Axon-glial interactions in the central nervous system
Article first published online: 7 JUN 2011
© 2011 The Authors. Journal of Anatomy © 2011 Anatomical Society of Great Britain and Ireland
Journal of Anatomy
Volume 219, Issue 1, page 1, July 2011
How to Cite
Butt, A. M. and Bay, V. (2011), Axon-glial interactions in the central nervous system. Journal of Anatomy, 219: 1. doi: 10.1111/j.1469-7580.2011.01401.x
- Issue published online: 7 JUN 2011
- Article first published online: 7 JUN 2011
Axon-glial interactions are critical for brain information transmission and processing. In the CNS, this is a function of the major types of glia – astrocytes, oligodendrocytes and novel NG2-glia. This special issue of the Journal of Anatomy comprises contributions arising from a symposium entitled ‘Axon-glial interactions in the CNS’, held at the University of Portsmouth, UK in July 2010. The aim of the special issue is to bring together an international group of experts to demonstrate the current state of research in the diverse functions of glia in neurophysiology and neuropathology.
A major finding in recent years is that glia can form synapses, a feature once considered the exclusive domain of neurons. These neuron-glial synapses appear to be a unique feature of NG2-glia, and this issue starts with three papers reviewing our current state of knowledge in this field of research. The article by Sakry and colleagues introduces these enigmatic cells and reminds us that it is remarkable to think that we knew nothing of these cells until the generation of antibodies to the NG2 chondroitin sulphate proteoglycan (CSPG) almost 30 years ago by Stallcup and colleagues. It is now well established that NG2-glia, or at least a subpopulation of NG2-glia, serve as a pool of oligodendrocyte precursor cells (OPC) that generate oligodendrocytes throughout life and following demyelination. However, since Bergles and colleagues showed in 2000 that NG2-glia can form synapses, there has been an explosion of interest in these cells. A number of controversies have developed from the findings of different groups; the article by Velez-Fort and colleagues reviews these issues and discusses the relative importance of direct neuron-glial synapses and extrasynaptic modes of transmission between neurons and NG2-glia. A key aim is to determine the functions of neuron-glial synapses. Kukley and colleagues are at the forefront of this research and in their article they review the functional role of neurons in regulating the differentiation of NG2-glia and oligodendrocytes.
The fundamental roles of astrocytes and oligodendrocytes in the CNS are better known than those of NG2-glia. Remarkably, however, far less is known about how these cells interact with each other to maintain axonal function and viability. This is covered by the next two articles in the issue. There is no better illustration of the almost symbiotic nature of neuron-glial relationships than the interdependence between axons and the myelinating cells – oligodendrocytes. When these relationships go wrong, the results are devastating, as reviewed by Edgar and colleagues. Although myelination in the CNS is uniquely the function of oligodendrocytes, it is now becoming clear that astrocytes play a key role in orchestrating axon-oligodendrocyte interactions and myelination. The article by Barnett and colleagues describes their dissection of the interactions between neurons, oligodendrocytes and astrocytes using an exquisite co-culture system.

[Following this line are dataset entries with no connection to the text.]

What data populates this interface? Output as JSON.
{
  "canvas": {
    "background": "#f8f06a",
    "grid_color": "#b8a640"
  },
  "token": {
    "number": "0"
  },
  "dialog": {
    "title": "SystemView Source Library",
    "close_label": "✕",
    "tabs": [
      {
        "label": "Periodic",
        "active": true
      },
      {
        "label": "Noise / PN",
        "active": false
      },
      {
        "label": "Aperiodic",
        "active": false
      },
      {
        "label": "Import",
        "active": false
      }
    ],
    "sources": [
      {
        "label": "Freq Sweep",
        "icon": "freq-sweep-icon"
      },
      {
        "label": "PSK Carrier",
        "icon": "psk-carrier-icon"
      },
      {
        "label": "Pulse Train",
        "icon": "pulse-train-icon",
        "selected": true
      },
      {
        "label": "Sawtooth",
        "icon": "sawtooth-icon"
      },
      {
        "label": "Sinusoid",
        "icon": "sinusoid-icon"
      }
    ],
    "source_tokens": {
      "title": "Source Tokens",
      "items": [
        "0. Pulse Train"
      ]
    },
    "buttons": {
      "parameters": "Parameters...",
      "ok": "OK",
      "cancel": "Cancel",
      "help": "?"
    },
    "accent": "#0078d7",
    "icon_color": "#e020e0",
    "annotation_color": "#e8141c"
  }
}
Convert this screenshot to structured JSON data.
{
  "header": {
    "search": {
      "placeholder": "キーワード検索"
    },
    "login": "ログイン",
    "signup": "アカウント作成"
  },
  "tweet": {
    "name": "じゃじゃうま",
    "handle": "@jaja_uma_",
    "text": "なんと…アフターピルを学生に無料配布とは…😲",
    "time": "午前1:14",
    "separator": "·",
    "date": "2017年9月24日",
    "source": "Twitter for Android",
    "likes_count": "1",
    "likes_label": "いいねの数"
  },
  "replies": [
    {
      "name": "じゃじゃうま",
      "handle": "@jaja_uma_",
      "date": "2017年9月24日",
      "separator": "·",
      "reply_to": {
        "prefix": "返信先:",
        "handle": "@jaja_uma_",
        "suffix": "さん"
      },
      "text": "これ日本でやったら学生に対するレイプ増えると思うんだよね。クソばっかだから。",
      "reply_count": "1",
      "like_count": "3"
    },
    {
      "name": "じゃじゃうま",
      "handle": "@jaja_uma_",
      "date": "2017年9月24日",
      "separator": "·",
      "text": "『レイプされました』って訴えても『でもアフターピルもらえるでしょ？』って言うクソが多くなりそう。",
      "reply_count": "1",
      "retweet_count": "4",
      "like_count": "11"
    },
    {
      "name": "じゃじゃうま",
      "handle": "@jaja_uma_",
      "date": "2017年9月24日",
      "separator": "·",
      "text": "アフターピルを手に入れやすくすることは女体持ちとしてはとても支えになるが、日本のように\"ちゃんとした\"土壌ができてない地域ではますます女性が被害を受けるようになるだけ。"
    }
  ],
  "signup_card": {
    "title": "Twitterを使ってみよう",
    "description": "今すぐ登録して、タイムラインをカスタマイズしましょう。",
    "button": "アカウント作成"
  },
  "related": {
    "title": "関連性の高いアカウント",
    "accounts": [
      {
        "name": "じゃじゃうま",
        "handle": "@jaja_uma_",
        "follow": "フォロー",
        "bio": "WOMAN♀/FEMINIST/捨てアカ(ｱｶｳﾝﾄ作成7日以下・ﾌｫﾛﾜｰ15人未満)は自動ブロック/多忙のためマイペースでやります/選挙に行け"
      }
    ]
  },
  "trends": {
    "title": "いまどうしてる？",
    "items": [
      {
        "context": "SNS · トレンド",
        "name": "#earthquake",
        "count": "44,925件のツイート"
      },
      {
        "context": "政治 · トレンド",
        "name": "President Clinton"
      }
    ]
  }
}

Synaptic signalling between neurons and glia is now an accepted fact in CNS grey matter. However, it is less appreciated that neurotransmission also occurs in CNS white matter, in the absence of conventional synapses. The physiological functions of neurotransmitters in white matter glia are unresolved, but Matute and colleagues discuss the evidence that they play a key role in white matter pathology. In contrast, Fern and colleagues move away from glial cells to introduce a largely overlooked cell – the pericyte. Pericytes surround blood vessels in the CNS and are believed to be important in regulating local perfusion. Fern and colleagues describe some novel morphological features of pericytes and provide evidence that they may be important in ischemia.
In addition to their key role in synaptic function and maintenance, astrocytes have recently been ascribed a new function: that of neural stem cell. Alzheimer’s disease (AD) is the most widespread cause of dementia and is associated with the loss of synapses and neurodegeneration. Rodriguez and Verkhratsky review how the triple transgenic mouse model of AD has begun to provide new insights into the roles of astrocytes and impaired neurogenesis in the early stages of synaptic and cognitive impairment, before gross neurodegenerative changes.
In summary, this special issue touches on some of the recent advances in research on axon-glial interactions. We hope that the articles will stimulate readers to search beyond the neurocentric view of the brain and begin to appreciate how glia are critical for brain function and are central to CNS pathology. We would like to express our thanks to the Anatomical Society for supporting the symposium from which this special issue arose.